Ostthüringer Zeitung (Schmölln)
Leipzig zieht vor Gericht
Der Bundesligist will sich gegen die Zuschauer-Obergrenze wehren
Die Geduld ist aufgebraucht, die Zeit des freundlichen Dialogs vorbei, die Fußball-Bundesliga geht auf Konfrontationskurs zur Politik: Der nahezu vollständige Zuschauerausschluss in den deutschen Stadien wird zum Fall für die Justiz.
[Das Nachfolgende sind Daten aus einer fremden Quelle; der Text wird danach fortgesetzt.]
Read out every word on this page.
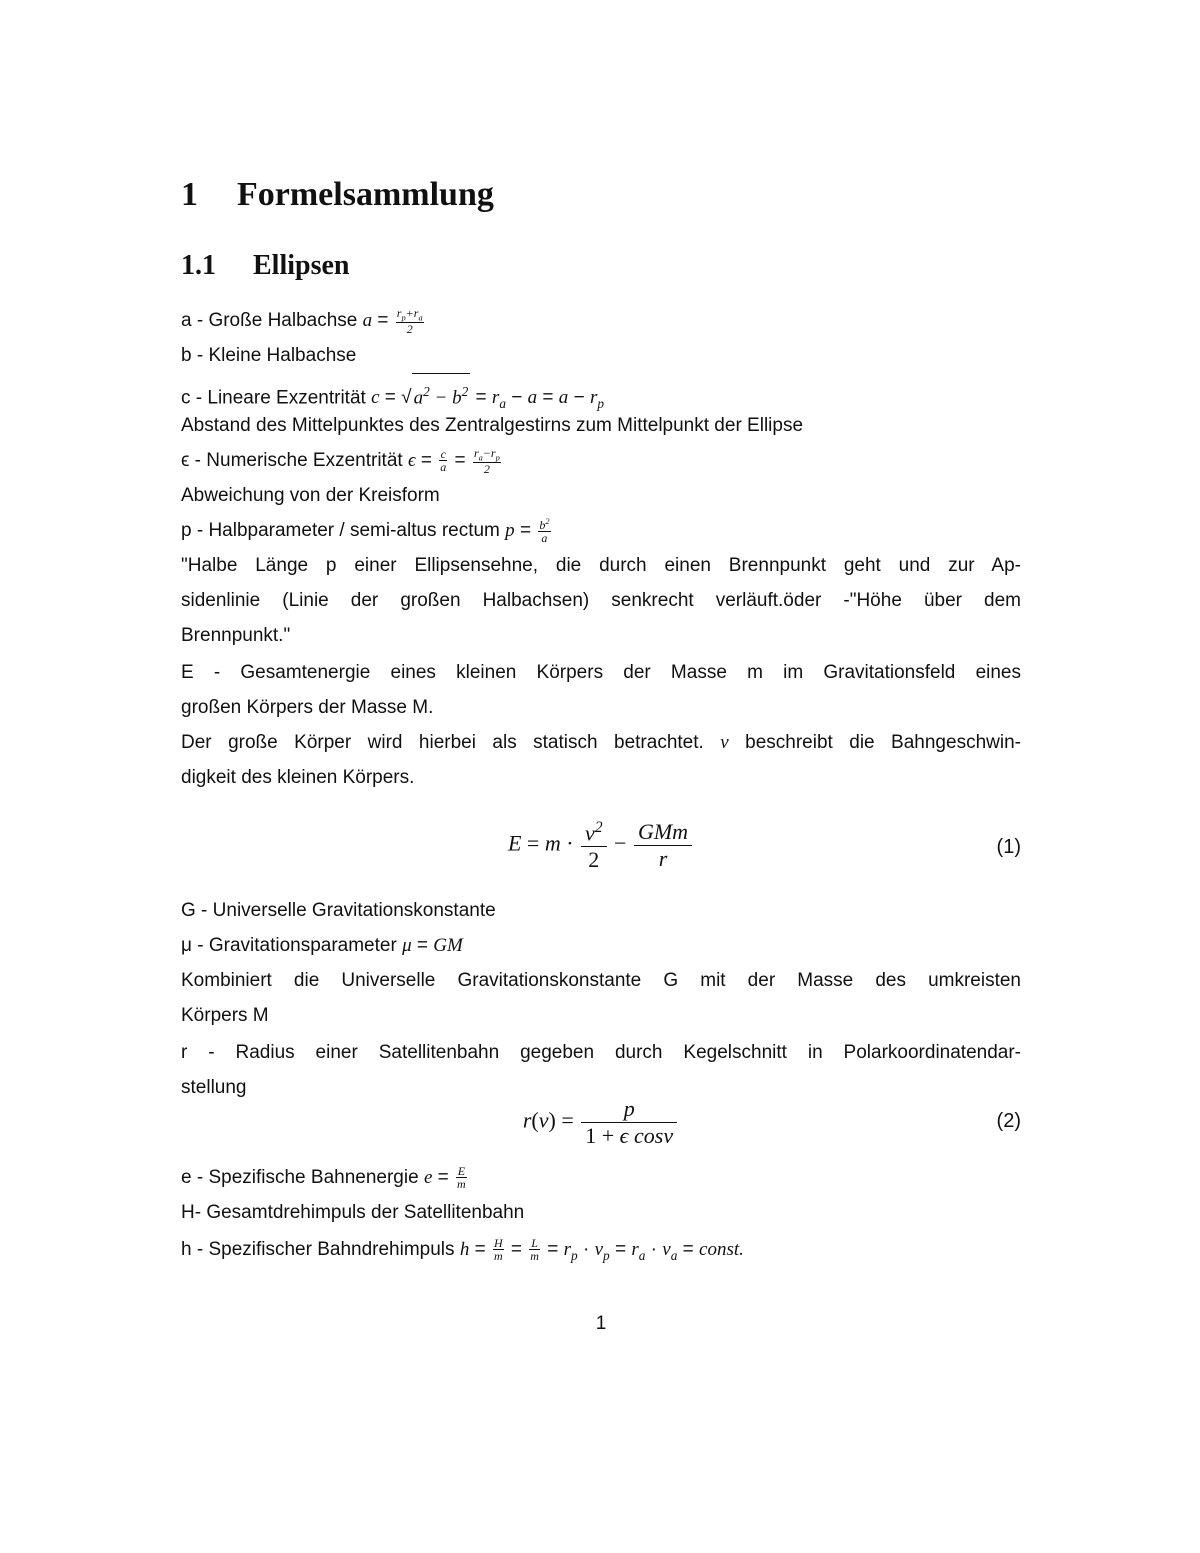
1 Formelsammlung
1.1 Ellipsen
a - Große Halbachse $a = \frac{r_p+r_a}{2}$
b - Kleine Halbachse
c - Lineare Exzentrität c = √ $a^2 - b^2 = r_a - a = a - r_p$
Abstand des Mittelpunktes des Zentralgestirns zum Mittelpunkt der Ellipse
ϵ - Numerische Exzentrität $\epsilon = \frac{c}{a} = \frac{r_a-r_p}{2}$
Abweichung von der Kreisform
p - Halbparameter / semi-altus rectum $p = \frac{b^2}{a}$
"Halbe Länge p einer Ellipsensehne, die durch einen Brennpunkt geht und zur Ap-
sidenlinie (Linie der großen Halbachsen) senkrecht verläuft.öder -"Höhe über dem
Brennpunkt."
E - Gesamtenergie eines kleinen Körpers der Masse m im Gravitationsfeld eines
großen Körpers der Masse M.
Der große Körper wird hierbei als statisch betrachtet. v beschreibt die Bahngeschwin-
digkeit des kleinen Körpers.
$E = m \cdot \frac{v^2}{2} - \frac{\text{GMm}}{r}$	(1)
G - Universelle Gravitationskonstante
μ - Gravitationsparameter μ = GM
Kombiniert die Universelle Gravitationskonstante G mit der Masse des umkreisten
Körpers M
r - Radius einer Satellitenbahn gegeben durch Kegelschnitt in Polarkoordinatendar-
stellung
$r(\nu) = \frac{p}{\text{1 + ϵ cosν}}$	(2)
e - Spezifische Bahnenergie $e = \frac{E}{m}$
H- Gesamtdrehimpuls der Satellitenbahn
h - Spezifischer Bahndrehimpuls $h = \frac{H}{m} = \frac{L}{m} = r_p \cdot v_p = r_a \cdot v_a$ = const.
1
Als erster Bundesliga-Club geht RB Leipzig gerichtlich gegen die Obergrenze vor – und könnte den Startschuss für eine Klagewelle gegeben haben.
Die Sachsen, die derzeit nur 1000 Fans in der Arena begrüßen dürfen, haben beim sächsischen Oberverwaltungsgericht in Bautzen einen Antrag auf Erlass einer einstweiligen Anordnung im Eilverfahren gestellt. Man hoffe, dass auf diesem Wege „kurzfristig eine für alle Seiten sachlich faire, gerechtfertigte und nachvollziehbare Entscheidung und zugleich eine Lösung“hinsichtlich der extremen Zuschauerbeschränkung bei den Heimspielen erwirkt werden könne.
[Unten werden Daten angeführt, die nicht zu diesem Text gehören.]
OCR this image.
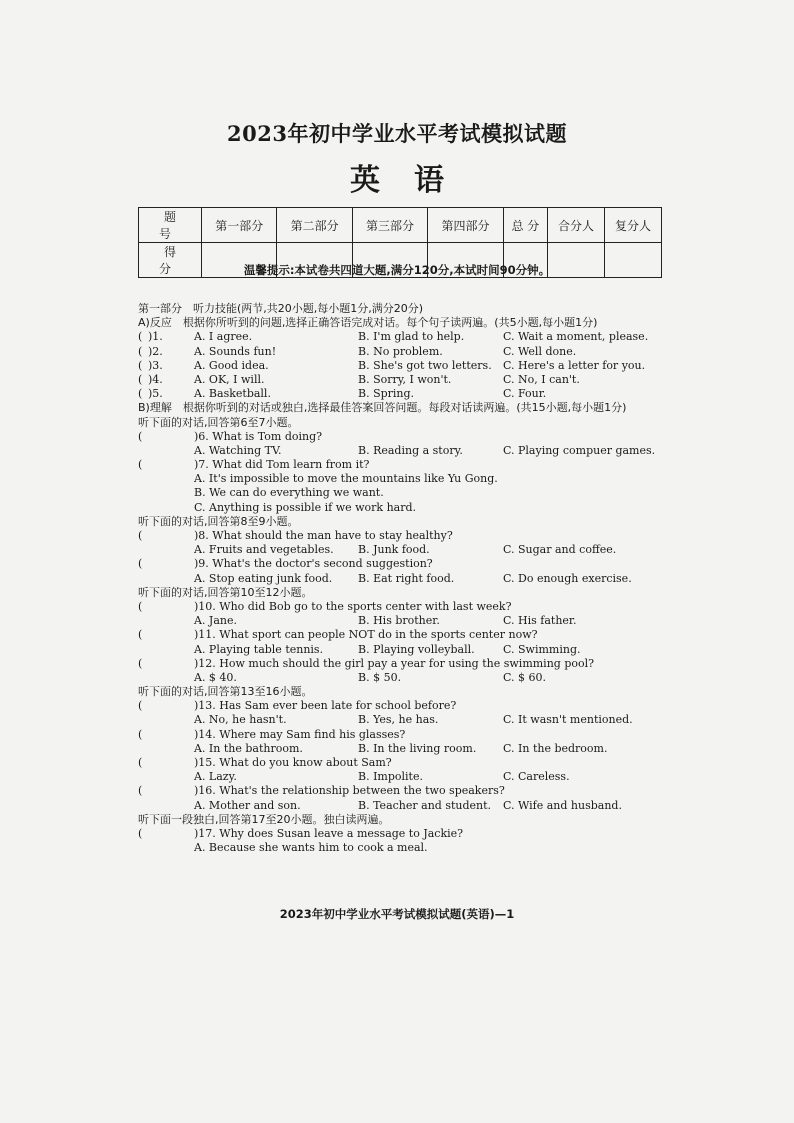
2023年初中学业水平考试模拟试题
英语
题 号	第一部分	第二部分	第三部分	第四部分	总 分	合分人	复分人
得 分								温馨提示:本试卷共四道大题,满分120分,本试时间90分钟。
第一部分　听力技能(两节,共20小题,每小题1分,满分20分)
A)反应　根据你所听到的问题,选择正确答语完成对话。每个句子读两遍。(共5小题,每小题1分)
( )1.	A. I agree.	B. I'm glad to help.	C. Wait a moment, please.
( )2.	A. Sounds fun!	B. No problem.	C. Well done.
( )3.	A. Good idea.	B. She's got two letters.	C. Here's a letter for you.
( )4.	A. OK, I will.	B. Sorry, I won't.	C. No, I can't.
( )5.	A. Basketball.	B. Spring.	C. Four.
B)理解　根据你听到的对话或独白,选择最佳答案回答问题。每段对话读两遍。(共15小题,每小题1分)
听下面的对话,回答第6至7小题。
(	)6. What is Tom doing?
A. Watching TV.	B. Reading a story.	C. Playing compuer games.
(	)7. What did Tom learn from it?
A. It's impossible to move the mountains like Yu Gong.
B. We can do everything we want.
C. Anything is possible if we work hard.
听下面的对话,回答第8至9小题。
(	)8. What should the man have to stay healthy?
A. Fruits and vegetables.	B. Junk food.	C. Sugar and coffee.
(	)9. What's the doctor's second suggestion?
A. Stop eating junk food.	B. Eat right food.	C. Do enough exercise.
听下面的对话,回答第10至12小题。
(	)10. Who did Bob go to the sports center with last week?
A. Jane.	B. His brother.	C. His father.
(	)11. What sport can people NOT do in the sports center now?
A. Playing table tennis.	B. Playing volleyball.	C. Swimming.
(	)12. How much should the girl pay a year for using the swimming pool?
A. $ 40.	B. $ 50.	C. $ 60.
听下面的对话,回答第13至16小题。
(	)13. Has Sam ever been late for school before?
A. No, he hasn't.	B. Yes, he has.	C. It wasn't mentioned.
(	)14. Where may Sam find his glasses?
A. In the bathroom.	B. In the living room.	C. In the bedroom.
(	)15. What do you know about Sam?
A. Lazy.	B. Impolite.	C. Careless.
(	)16. What's the relationship between the two speakers?
A. Mother and son.	B. Teacher and student.	C. Wife and husband.
听下面一段独白,回答第17至20小题。独白读两遍。
(	)17. Why does Susan leave a message to Jackie?
A. Because she wants him to cook a meal.
2023年初中学业水平考试模拟试题(英语)—1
Der Schritt wirkt angesichts der angespannten Coronalage deplatziert. Am Samstag, als RB die Stellung des Antrags kommunizierte, lag die deutschlandweite Inzidenz bei 1127,7. Sie stieg am Sonntag auf den Rekordwert von 1156,8. Das nächste Heimspiel hat RB am 11. Februar gegen den 1. FC Köln.
Die Clubs setzen den hohen Fallzahlen umfangreiche Hygienekonzepte, zu denen etwa die Maskenpflicht oder die 2G-Plus-Regel zählen, entgegen. Trotzdem hatte sich die Politik zuletzt dagegen entschieden, bundesweit einheitliche Lockerungen bei den Zuschauerobergrenzen zu beschließen.
Die Bundesliga ist im europäischen Vergleich von tiefgreifenderen Maßnahmen betroffen. In der englischen Premier League kann unter Vollauslastung gespielt werden, in Spanien dürfen die Stadien zu 75 Prozent ausgelastet sein, in Italien immerhin bis zu 50 Prozent.
Die hohen Kosten der Pandemie dürften derweil RB zum Gang vor das Gericht bewegt haben. Man wisse, dass die Pandemie viele im Land schwer getroffen habe, sagte Geschäftsführer Oliver Mintzlaff der Bild. Aber: „Wir haben trotz eines Minus von über 60 Millionen Euro in den vergangenen zwei Jahren viel Verständnis für Entscheidungen der Politik gehabt. Aber jetzt ist der Punkt, wo jeder Bundesbürger, jeder Unternehmer und auch jeder Bundesligaclub pragmatische, logische und nachvollziehbare Entscheidungen erwarten kann.“
Andere Clubs könnten dem Leipziger Beispiel folgen. Insbesondere in Nordrhein-Westfalen ist der Ärger gegen das Quasi-Zuschauerverbot groß. Nach den Sonderregeln in Bayern (bis zu 10.000 Fans) und Baden-Württemberg (bis zu 6000 Zuschauer) droht bei juristischen Verfahren allerdings ein noch größerer Flickenteppich.
Eine generelle Prognose der Erfolgsaussichten ist dabei schwierig. Ausschlaggebend ist die jeweilige Corona-Schutzverordnung der Länder. RB Leipzig wird seine Chancen ausgelotet haben.